# Snowblower is "surging"



## Beetle-Kill (Feb 13, 2011)

I noticed this last year, said to self-"Self, fix that this summer." Well.......you know how That  goes. So I finally had to break it out and use it a couple of days ago. It was funny, forgot to use the primer, yanked away for 20 min., then had that "Oh yeah.." moment. fired up on the first pull after that. But it surges, unless under a full load. Then it kicks in and shoots snow 50'. What should I look at first, and do I need to plan on re-building the carb.? The blower is a Husqvarna 1130SBEXP, w/ the Tech. Snow King. Thanks, JB


----------



## velvetfoot (Feb 13, 2011)

When mine does that, I move the choke lever over a little.


----------



## Beetle-Kill (Feb 13, 2011)

Tried that, doesn't help. I think I have a vacumn port clogged, but not sure.


----------



## hh3f (Feb 13, 2011)

I had a snowblower that did that and it was a cracked fuel line and primer bulb. Something to start with.


----------



## mainemaul (Feb 14, 2011)

i have a john deere with the same engine. had the same problem. had the carb cleaned and it runs like new


----------



## blel (Feb 14, 2011)

I had a generator that did the same thing. Cleaned the carb and no problems.


----------



## Beetle-Kill (Feb 14, 2011)

Sounds good, thanks. carb. it is.


----------



## gpcollen1 (Feb 14, 2011)

Often just the fuel jet needs to be cleaned out.


----------



## Flatbedford (Feb 14, 2011)

CTwoodburner said:
			
		

> Often just the fuel jet needs to be cleaned out.

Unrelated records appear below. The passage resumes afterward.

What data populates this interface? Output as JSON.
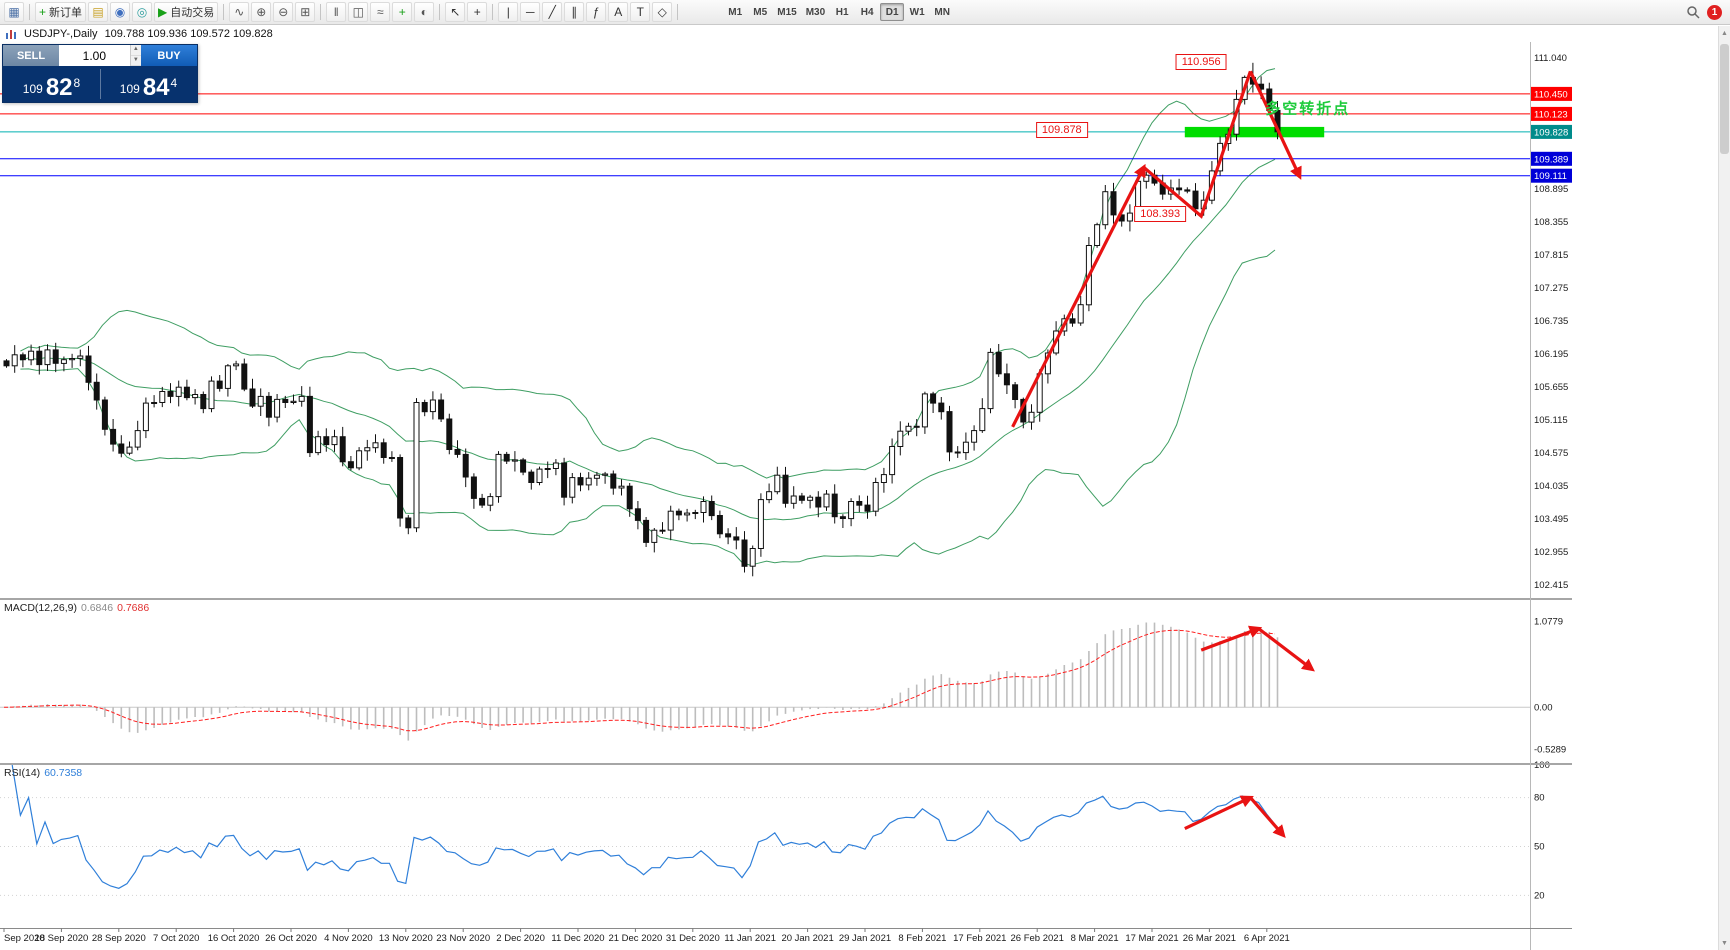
{
  "app": {
    "toolbar": {
      "tools": [
        {
          "button": "charts-button",
          "icon": "charts-grid-icon",
          "glyph": "▦",
          "color": "#4a6fa5"
        },
        {
          "sep": true
        },
        {
          "button": "new-order-button",
          "icon": "new-order-plus-icon",
          "glyph": "+",
          "color": "#18a018",
          "label": "新订单"
        },
        {
          "button": "templates-button",
          "icon": "templates-icon",
          "glyph": "▤",
          "color": "#c8a227"
        },
        {
          "button": "profiles-button",
          "icon": "profiles-icon",
          "glyph": "◉",
          "color": "#3f6fbf"
        },
        {
          "button": "data-window-button",
          "icon": "data-window-icon",
          "glyph": "◎",
          "color": "#2e9e9e"
        },
        {
          "button": "autotrading-button",
          "icon": "play-icon",
          "glyph": "▶",
          "color": "#18a018",
          "label": "自动交易"
        },
        {
          "sep": true
        },
        {
          "button": "indicators-button",
          "icon": "indicator-wave-icon",
          "glyph": "∿",
          "color": "#555555"
        },
        {
          "button": "zoom-in-button",
          "icon": "zoom-in-icon",
          "glyph": "⊕",
          "color": "#555555"
        },
        {
          "button": "zoom-out-button",
          "icon": "zoom-out-icon",
          "glyph": "⊖",
          "color": "#555555"
        },
        {
          "button": "tile-windows-button",
          "icon": "tile-windows-icon",
          "glyph": "⊞",
          "color": "#555555"
        },
        {
          "sep": true
        },
        {
          "button": "bar-chart-button",
          "icon": "bars-chart-icon",
          "glyph": "‖",
          "color": "#555555"
        },
        {
          "button": "candle-chart-button",
          "icon": "candles-chart-icon",
          "glyph": "◫",
          "color": "#555555"
        },
        {
          "button": "line-chart-button",
          "icon": "line-chart-icon",
          "glyph": "≈",
          "color": "#555555"
        },
        {
          "button": "new-chart-button",
          "icon": "new-chart-plus-icon",
          "glyph": "+",
          "color": "#18a018"
        },
        {
          "button": "refresh-button",
          "icon": "refresh-icon",
          "glyph": "◐",
          "color": "#555555"
        },
        {
          "sep": true
        },
        {
          "button": "cursor-button",
          "icon": "cursor-arrow-icon",
          "glyph": "↖",
          "color": "#333333"
        },
        {
          "button": "crosshair-button",
          "icon": "crosshair-icon",
          "glyph": "+",
          "color": "#333333"
        },
        {
          "sep": true
        },
        {
          "button": "vertical-line-button",
          "icon": "vertical-line-icon",
          "glyph": "|",
          "color": "#333333"
        },
        {
          "button": "horizontal-line-button",
          "icon": "horizontal-line-icon",
          "glyph": "─",
          "color": "#333333"
        },
        {
          "button": "trendline-button",
          "icon": "trendline-icon",
          "glyph": "╱",
          "color": "#333333"
        },
        {
          "button": "channel-button",
          "icon": "channel-icon",
          "glyph": "∥",
          "color": "#333333"
        },
        {
          "button": "fibonacci-button",
          "icon": "fibonacci-icon",
          "glyph": "ƒ",
          "color": "#333333"
        },
        {
          "button": "text-button",
          "icon": "text-icon",
          "glyph": "A",
          "color": "#333333"
        },
        {
          "button": "label-button",
          "icon": "text-label-icon",
          "glyph": "T",
          "color": "#333333"
        },
        {
          "button": "shapes-button",
          "icon": "shapes-icon",
          "glyph": "◇",
          "color": "#333333"
        },
        {
          "sep": true
        }
      ],
      "timeframes": [
        "M1",
        "M5",
        "M15",
        "M30",
        "H1",
        "H4",
        "D1",
        "W1",
        "MN"
      ],
      "active_timeframe": "D1",
      "notification_badge": "1"
    },
    "chart_title": {
      "symbol_period": "USDJPY-,Daily",
      "ohlc": "109.788 109.936 109.572 109.828"
    },
    "trade_panel": {
      "sell_label": "SELL",
      "buy_label": "BUY",
      "volume": "1.00",
      "stepper_up": "▲",
      "stepper_down": "▼",
      "sell_price_base": "109",
      "sell_price_big": "82",
      "sell_price_sup": "8",
      "buy_price_base": "109",
      "buy_price_big": "84",
      "buy_price_sup": "4"
    },
    "scrollbar": {
      "up_glyph": "▲",
      "down_glyph": "▼"
    }
  },
  "chart_data": {
    "type": "candlestick",
    "symbol": "USDJPY-",
    "period": "Daily",
    "label_step": 7,
    "x_labels": [
      "Sep 2020",
      "18 Sep 2020",
      "28 Sep 2020",
      "7 Oct 2020",
      "16 Oct 2020",
      "26 Oct 2020",
      "4 Nov 2020",
      "13 Nov 2020",
      "23 Nov 2020",
      "2 Dec 2020",
      "11 Dec 2020",
      "21 Dec 2020",
      "31 Dec 2020",
      "11 Jan 2021",
      "20 Jan 2021",
      "29 Jan 2021",
      "8 Feb 2021",
      "17 Feb 2021",
      "26 Feb 2021",
      "8 Mar 2021",
      "17 Mar 2021",
      "26 Mar 2021",
      "6 Apr 2021"
    ],
    "closes": [
      106.0,
      106.18,
      106.1,
      106.24,
      106.02,
      106.26,
      106.04,
      106.1,
      106.12,
      106.16,
      105.73,
      105.44,
      104.96,
      104.72,
      104.57,
      104.67,
      104.94,
      105.39,
      105.4,
      105.58,
      105.5,
      105.65,
      105.48,
      105.53,
      105.3,
      105.75,
      105.63,
      106.0,
      106.03,
      105.62,
      105.34,
      105.5,
      105.16,
      105.45,
      105.4,
      105.42,
      105.5,
      104.58,
      104.84,
      104.71,
      104.84,
      104.43,
      104.33,
      104.61,
      104.66,
      104.74,
      104.5,
      104.5,
      103.51,
      103.35,
      105.4,
      105.25,
      105.44,
      105.13,
      104.63,
      104.55,
      104.18,
      103.83,
      103.72,
      103.86,
      104.55,
      104.44,
      104.46,
      104.26,
      104.09,
      104.31,
      104.32,
      104.41,
      103.85,
      104.17,
      104.05,
      104.16,
      104.21,
      104.23,
      104.0,
      104.03,
      103.66,
      103.47,
      103.11,
      103.31,
      103.31,
      103.62,
      103.56,
      103.59,
      103.6,
      103.78,
      103.55,
      103.25,
      103.2,
      103.15,
      102.72,
      103.01,
      103.81,
      103.94,
      104.21,
      103.75,
      103.87,
      103.8,
      103.85,
      103.69,
      103.9,
      103.53,
      103.5,
      103.78,
      103.72,
      103.62,
      104.09,
      104.22,
      104.68,
      104.93,
      105.01,
      105.0,
      105.54,
      105.39,
      105.25,
      104.59,
      104.58,
      104.75,
      104.94,
      105.3,
      106.22,
      105.87,
      105.69,
      105.45,
      105.08,
      105.24,
      105.87,
      106.21,
      106.57,
      106.77,
      106.7,
      107.0,
      107.97,
      108.31,
      108.85,
      108.47,
      108.37,
      108.5,
      109.02,
      109.12,
      108.99,
      108.81,
      108.91,
      108.88,
      108.86,
      108.57,
      108.71,
      109.19,
      109.64,
      109.79,
      110.36,
      110.72,
      110.61,
      110.53,
      110.18,
      109.83
    ],
    "peak": {
      "index": 152,
      "high": 110.96
    },
    "bollinger": {
      "period": 20,
      "deviation": 2,
      "color": "#3f9e63"
    },
    "candle_up_color": "#ffffff",
    "candle_down_color": "#111111",
    "main_y_ticks": [
      "111.040",
      "108.895",
      "108.355",
      "107.815",
      "107.275",
      "106.735",
      "106.195",
      "105.655",
      "105.115",
      "104.575",
      "104.035",
      "103.495",
      "102.955",
      "102.415"
    ],
    "price_lines": [
      {
        "price": 110.45,
        "label": "110.450",
        "color": "#ff0000",
        "tag_bg": "#ff0000"
      },
      {
        "price": 110.123,
        "label": "110.123",
        "color": "#ff0000",
        "tag_bg": "#ff0000"
      },
      {
        "price": 109.828,
        "label": "109.828",
        "color": "#00b0b0",
        "tag_bg": "#008b8b"
      },
      {
        "price": 109.389,
        "label": "109.389",
        "color": "#0000ff",
        "tag_bg": "#0000d8"
      },
      {
        "price": 109.111,
        "label": "109.111",
        "color": "#0000ff",
        "tag_bg": "#0000d8"
      }
    ],
    "highlight_bar": {
      "index_from": 144,
      "index_to": 161,
      "price_top": 109.91,
      "price_bottom": 109.74,
      "color": "#00dd00"
    },
    "callouts": [
      {
        "text": "110.956",
        "index": 146,
        "price": 110.97
      },
      {
        "text": "109.878",
        "index": 129,
        "price": 109.86
      },
      {
        "text": "108.393",
        "index": 141,
        "price": 108.48
      }
    ],
    "turning_point": {
      "text": "多空转折点",
      "index": 159,
      "price": 110.22,
      "color": "#1ecb3c"
    },
    "macd": {
      "name": "MACD(12,26,9)",
      "value_main": "0.6846",
      "value_signal": "0.7686",
      "fast": 12,
      "slow": 26,
      "signal": 9,
      "histogram_color": "#bdbdbd",
      "signal_color": "#ff2020",
      "y_ticks": [
        {
          "label": "1.0779",
          "value": 1.0779
        },
        {
          "label": "0.00",
          "value": 0
        },
        {
          "label": "-0.5289",
          "value": -0.5289
        }
      ]
    },
    "rsi": {
      "name": "RSI(14)",
      "value": "60.7358",
      "period": 14,
      "color": "#2f7fd9",
      "y_ticks": [
        {
          "label": "100",
          "value": 100
        },
        {
          "label": "80",
          "value": 80
        },
        {
          "label": "50",
          "value": 50
        },
        {
          "label": "20",
          "value": 20
        }
      ]
    }
  },
  "annotations": {
    "color": "#e81313",
    "trend_arrows_main": [
      {
        "points": [
          [
            123,
            105.0
          ],
          [
            139,
            109.25
          ]
        ],
        "head": true
      },
      {
        "points": [
          [
            139,
            109.25
          ],
          [
            146,
            108.45
          ],
          [
            152,
            110.82
          ]
        ],
        "head": false
      },
      {
        "points": [
          [
            152,
            110.82
          ],
          [
            158,
            109.1
          ]
        ],
        "head": true
      }
    ],
    "trend_arrows_macd": [
      {
        "points": [
          [
            146,
            0.72
          ],
          [
            153,
            0.99
          ]
        ],
        "head": true
      },
      {
        "points": [
          [
            153,
            0.99
          ],
          [
            159.5,
            0.48
          ]
        ],
        "head": true
      }
    ],
    "trend_arrows_rsi": [
      {
        "points": [
          [
            144,
            61
          ],
          [
            152,
            80
          ]
        ],
        "head": true
      },
      {
        "points": [
          [
            152,
            80
          ],
          [
            156,
            57
          ]
        ],
        "head": true
      }
    ]
  }
}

That's what I was gonna say.


----------



## thinkxingu (Feb 15, 2011)

Local wrench said the new machines' jets have been manipulated to serve EPA requirements and that they easily clog, causing surging.  Those jets can be replaced with 'standard' versions for cheap $.  He quoted me $40, with labor, to replace them in my Craftsman 9hp Tecumseh snowblower.

S


----------



## thinkxingu (Feb 15, 2011)

By the way, I've seen lots of people say these issues get cleared up with a tank of Sea Foam.

S


----------



## Beetle-Kill (Feb 15, 2011)

Thanks, gonna try the jets, then Sea Foam for the next tank. may be a bit, no real snow until next week at least.


----------



## brad068 (Feb 15, 2011)

If you are capable of disassembling half of the carb soak it in simple green. By far the best carb cleaner I have ever use. Works better than any store bought carb cleaner.


----------



## Beetle-Kill (Feb 15, 2011)

This is a first for me, never heard of using "Simple Green" for that. Yeah, I can get it apart, but putting it back together....? how many pocket parts are acceptable? :lol:


----------



## WhitePine (Feb 15, 2011)

Sometimes a shot of compressed air into the carb's air passages works wonders.


----------



## ironpony (Feb 15, 2011)

on one of my small engines it was the spring for the govenor
bumped the bracket and the spring was pulling to hard
tweaked the bracket back and it smoothed right out


----------



## blades (Feb 15, 2011)

Depending on your carb, if you have a bowl well a metal can or something like that at the bottom of the carb there is a float in there which is connected to the little needle that controls fuel being allowed into the bowl from your tank. 3 things can happen here. the float has developed a leak, not floating properly,  crud has congealed in that area causing a hang up of the assembly, or the valve pin and seat have either become gummed up or are worn. With todays gas it is not uncommon for the fuel supply line to rot from the inside out. Gets all gummy inside and that gets sucked into the carb jets and will cause this problem. The line can get soft enough without leaking that it will collapse under vacuum depending on the type of carb.  I have a 5hp Tecumseh that happened to last year (fuel line rot), still trying to get it clean, might just have to buy a new carb assembly if available. As someone else mention cracked prime bulb is another classic for this surging problem.


----------



## Ratherbfishin (Feb 15, 2011)

My Craftsman was doing the same thing and after running 2 tanks of fresh gas through it it cleared itself out and now runs just fine. I did put a new plug in it when it first started doing it but that didn't help.


----------



## Later (Feb 15, 2011)

I use START and it seems to clear up the surging problem.


----------



## charly (Feb 15, 2011)

thinkxingu said:
			
		

> By the way, I've seen lots of people say these issues get cleared up with a tank of Sea Foam.
> 
> S


   I'll second that!


----------



## Beetle-Kill (Feb 16, 2011)

I can rule out Ethanol degradation of the fuel line, E-10 is not common up here, much less E-85. Age of line may be a different story, but the lines looked good when I drained it. I not finding my Seafoam, just everything else I thought I lost. I'm gonna clean that sucker up after work tomorrow. I still have about a week before the next snow. Gotta live by my motto- Procrastinators unite........tomorrow.


----------



## kenskip1 (Feb 16, 2011)

Something that has not been mentioned is that water or snow in the gas will make it's way down to the main jet and will eventually freeze. This will cause some problems.Ken


----------



## gpcollen1 (Feb 16, 2011)

xclimber said:
			
		

> thinkxingu said:
> 
> 
> 
> ...



If it just 'gummed' up, the sea foam will help clean it when mixed with the gas...


----------